With the May bank holiday just around the corner, you might be thinking now is the time to bring your barbecue out of retirement and start sharpening up your grilling skills.
There are few things better than a juicy burger, grilled veggies or a hot dog fresh off the grill in a sunny garden, but we've all been to barbecues where the food options are either anaemic or burnt to a crisp.
We've rounded up a handful of things that you might be doing wrong behind the grill, as well as our top tips for making sure your friends and family are blown away by your food every time.
It may seem like a no-brainer to leave your meat in the fridge until it's ready to go on the barbecue, but this is actually a mistake that could really throw off your timings.
If your meat hits the grill when it's still cold, it will take longer to cook on the outside and could end up still lukewarm on the inside. Bringing your food closer to room temperature will prevent your food from burning and ensure your meal is ready as quickly as possible.
You should try to remember to take your meat out of the fridge at least 30 minutes before you intend to cook it. Certain meats, such as steak, can come out even earlier - up to one hour before.
Despite what Hell's Kitchen may lead you to believe, a red-hot grill with flames leaping through it isn't necessarily the best cooking tool. You'll realise this when all of your food is charred and black on the outside but hardly cooked in the centre.
The best way to set up your barbecue (if it's big enough) is to divide it into two different zones - a hot one and a cooler one. Use the hot side to sear your food and then transfer it to the cooler side to gently cook it all the way through.
If you're working on a smaller barbecue, or your model doesn't have a warming rack, try leaving some cooler spots around the edges that you can push your food into if it starts to overcook.
You'd be forgiven for thinking that the lid of your barbecue doesn't really play a major role in the cooking process, but it's actually more important than you might think.
Opening and closing the lid will cause different types of problems depending on whether you have a gas or charcoal barbecue. With gas barbecues, moving the lid around too much will let cold air in and hot air out, so your food will take much longer to cook.
Opening the lid on a charcoal barbecue will allow more oxygen in, which will make the grill much hotter and could cause your food to burn. When you start cooking, make the decision to leave the lid on or off and stick with it.
While it's definitely possible to cook the majority of foods on a barbecue that doesn't always mean you should. There are certain items that will taste much better cooked in a frying pan or a conventional oven.
You should try to avoid flaky fish (such as cod, sea bass and trout) as the flavours are too delicate and will be overpowered by the smoke from the grill.

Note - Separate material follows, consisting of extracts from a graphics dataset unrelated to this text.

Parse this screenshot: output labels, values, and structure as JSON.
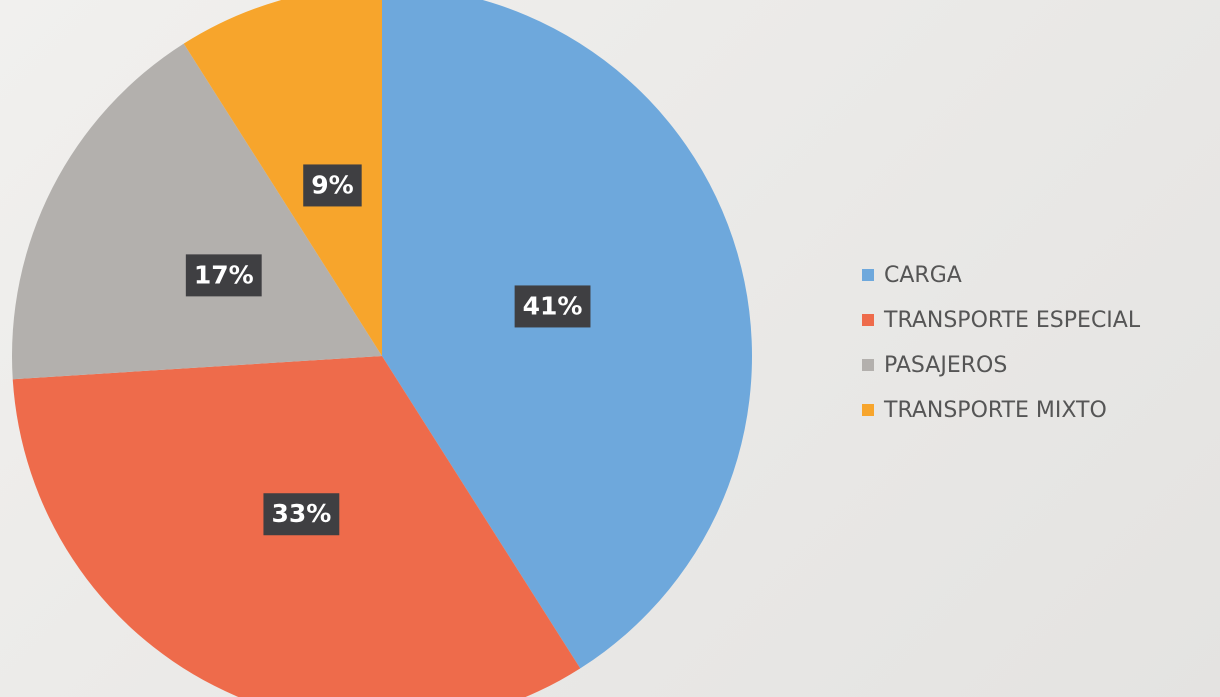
{
  "chart_data": {
    "type": "pie",
    "categories": [
      "CARGA",
      "TRANSPORTE ESPECIAL",
      "PASAJEROS",
      "TRANSPORTE MIXTO"
    ],
    "values": [
      41,
      33,
      17,
      9
    ],
    "value_labels": [
      "41%",
      "33%",
      "17%",
      "9%"
    ],
    "colors": [
      "#6ea8dc",
      "#ee6b4b",
      "#b3b0ad",
      "#f7a52c"
    ],
    "legend": "right"
  }
}
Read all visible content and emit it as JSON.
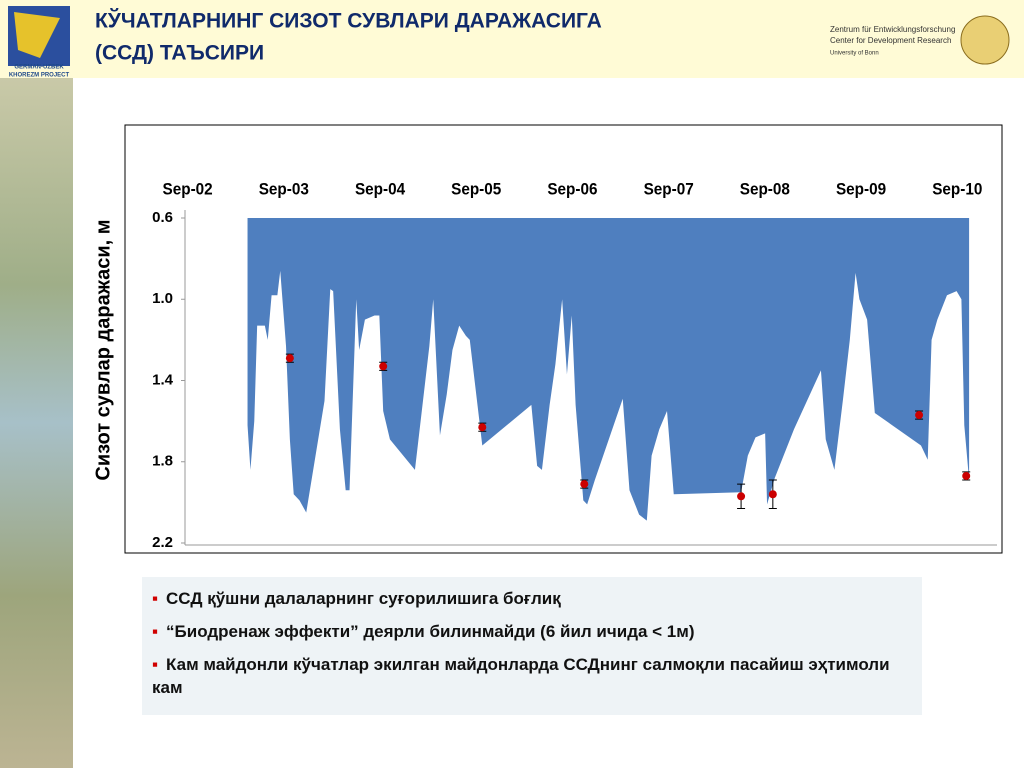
{
  "header": {
    "title_lines": [
      "КЎЧАТЛАРНИНГ СИЗОТ СУВЛАРИ ДАРАЖАСИГА",
      "(ССД) ТАЪСИРИ"
    ],
    "logo_left": [
      "GERMAN-UZBEK",
      "KHOREZM PROJECT"
    ],
    "logo_right": [
      "Zentrum für Entwicklungsforschung",
      "Center for Development Research",
      "University of Bonn"
    ]
  },
  "chart_data": {
    "type": "area",
    "ylabel": "Сизот сувлар даражаси, м",
    "y_inverted": true,
    "xaxis_position": "top",
    "xlim": [
      2002.64,
      2011.08
    ],
    "xticks": [
      {
        "value": 2002.667,
        "label": "Sep-02"
      },
      {
        "value": 2003.667,
        "label": "Sep-03"
      },
      {
        "value": 2004.667,
        "label": "Sep-04"
      },
      {
        "value": 2005.667,
        "label": "Sep-05"
      },
      {
        "value": 2006.667,
        "label": "Sep-06"
      },
      {
        "value": 2007.667,
        "label": "Sep-07"
      },
      {
        "value": 2008.667,
        "label": "Sep-08"
      },
      {
        "value": 2009.667,
        "label": "Sep-09"
      },
      {
        "value": 2010.667,
        "label": "Sep-10"
      }
    ],
    "ylim": [
      0.6,
      2.2
    ],
    "yticks": [
      0.6,
      {
        "value": 1.0,
        "label": "1.0"
      },
      1.4,
      1.8,
      2.2
    ],
    "series": [
      {
        "type": "area",
        "color": "#4f7fbf",
        "x": [
          2003.29,
          2003.32,
          2003.36,
          2003.39,
          2003.47,
          2003.5,
          2003.54,
          2003.6,
          2003.63,
          2003.69,
          2003.73,
          2003.77,
          2003.83,
          2003.9,
          2004.09,
          2004.15,
          2004.18,
          2004.25,
          2004.31,
          2004.35,
          2004.42,
          2004.45,
          2004.51,
          2004.61,
          2004.66,
          2004.7,
          2004.77,
          2005.03,
          2005.18,
          2005.22,
          2005.29,
          2005.36,
          2005.42,
          2005.49,
          2005.56,
          2005.6,
          2005.73,
          2006.24,
          2006.3,
          2006.35,
          2006.43,
          2006.49,
          2006.56,
          2006.61,
          2006.66,
          2006.7,
          2006.78,
          2006.82,
          2006.9,
          2007.19,
          2007.26,
          2007.36,
          2007.44,
          2007.49,
          2007.57,
          2007.65,
          2007.72,
          2008.42,
          2008.49,
          2008.57,
          2008.67,
          2008.69,
          2008.77,
          2008.97,
          2009.25,
          2009.3,
          2009.39,
          2009.48,
          2009.55,
          2009.61,
          2009.65,
          2009.73,
          2009.81,
          2010.29,
          2010.36,
          2010.4,
          2010.46,
          2010.56,
          2010.66,
          2010.71,
          2010.74,
          2010.79
        ],
        "values": [
          1.62,
          1.84,
          1.6,
          1.13,
          1.13,
          1.2,
          0.98,
          0.98,
          0.86,
          1.23,
          1.69,
          1.96,
          1.99,
          2.05,
          1.5,
          0.95,
          0.96,
          1.64,
          1.94,
          1.94,
          1.0,
          1.25,
          1.1,
          1.08,
          1.08,
          1.55,
          1.69,
          1.84,
          1.23,
          1.0,
          1.67,
          1.47,
          1.25,
          1.13,
          1.18,
          1.2,
          1.72,
          1.52,
          1.82,
          1.84,
          1.52,
          1.32,
          1.0,
          1.37,
          1.08,
          1.52,
          1.99,
          2.01,
          1.89,
          1.49,
          1.94,
          2.06,
          2.09,
          1.77,
          1.64,
          1.55,
          1.96,
          1.95,
          1.77,
          1.68,
          1.66,
          2.01,
          1.88,
          1.64,
          1.35,
          1.69,
          1.84,
          1.49,
          1.2,
          0.87,
          1.0,
          1.1,
          1.56,
          1.72,
          1.79,
          1.2,
          1.1,
          0.98,
          0.96,
          1.0,
          1.62,
          1.89
        ]
      },
      {
        "type": "scatter",
        "color": "#cc0000",
        "x": [
          2003.73,
          2004.7,
          2005.73,
          2006.79,
          2008.42,
          2008.75,
          2010.27,
          2010.76
        ],
        "values": [
          1.29,
          1.33,
          1.63,
          1.91,
          1.97,
          1.96,
          1.57,
          1.87
        ],
        "errors": [
          0.02,
          0.02,
          0.02,
          0.02,
          0.06,
          0.07,
          0.02,
          0.02
        ]
      }
    ]
  },
  "bullets": [
    "ССД қўшни далаларнинг суғорилишига боғлиқ",
    "“Биодренаж эффекти” деярли билинмайди (6 йил ичида < 1м)",
    "Кам майдонли кўчатлар экилган майдонларда ССДнинг салмоқли пасайиш эҳтимоли кам"
  ]
}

It's also worth steering clear of tough cuts of meat, as these should be cooked low and slow for the best results, and anything with a high fat content such as wagyu steak.
Stick to items such as burgers, sausages, steak and chicken for the meat-eaters, and similar meat-free alternatives for the veggies. If you're a fish lover then oily, meatier options are your best bet - think salmon or tuna.
We're all guilty of copying the chefs we see on TV and using the underside of a spatula to push our burgers down onto the grill as they're cooking. You might think that this will give them tasty looking char marks, but annoyingly this is rarely the case.
Pushing your burgers down will force all of the delicious juices out of the patties themselves, causing them to burn onto the grill bars or drip down into the coals or onto the burners. Not only will this make the cleaning process difficult, it also means you'll lose loads of moisture and flavour.
Burgers will cook fairly quickly without you pressing them down, so there's really no need to interfere with them too much. Simply cook them for four to five minutes on each side and leave them to rest for a couple of minutes before serving.
Obviously, from a safety point of view, you should never walk away from your barbecue for long periods of time, especially if there are young children running around the garden who could potentially burn themselves.
However, barbecue food cooks so quickly that taking your eyes off of the grill - even for a minute or two - could result in a dinner disaster. The only real advice we can give here is try not to get too distracted, or ask someone else to watch the food like a hawk if you absolutely need to step away.
You should always give your barbecue a thorough scrub down after every use, preferably as soon as it has cooled down and is safe to touch. It can feel like a bit of a pain, but you'll thank yourself later.
Not only will a good clean extend the life expectancy of your barbecue, it will also help you to cook better-tasting food. Leftover meat stuck to the grill will stick on to any new food and give it a horrible, charred flavour that's not very healthy, either.
You don't need to buy any fancy tools to keep your barbecue clean (although they are an option) - simply scrape large pieces of food off with a spatula and use a scrubbing brush to remove the rest. Some grills will even fit nicely into your kitchen sink.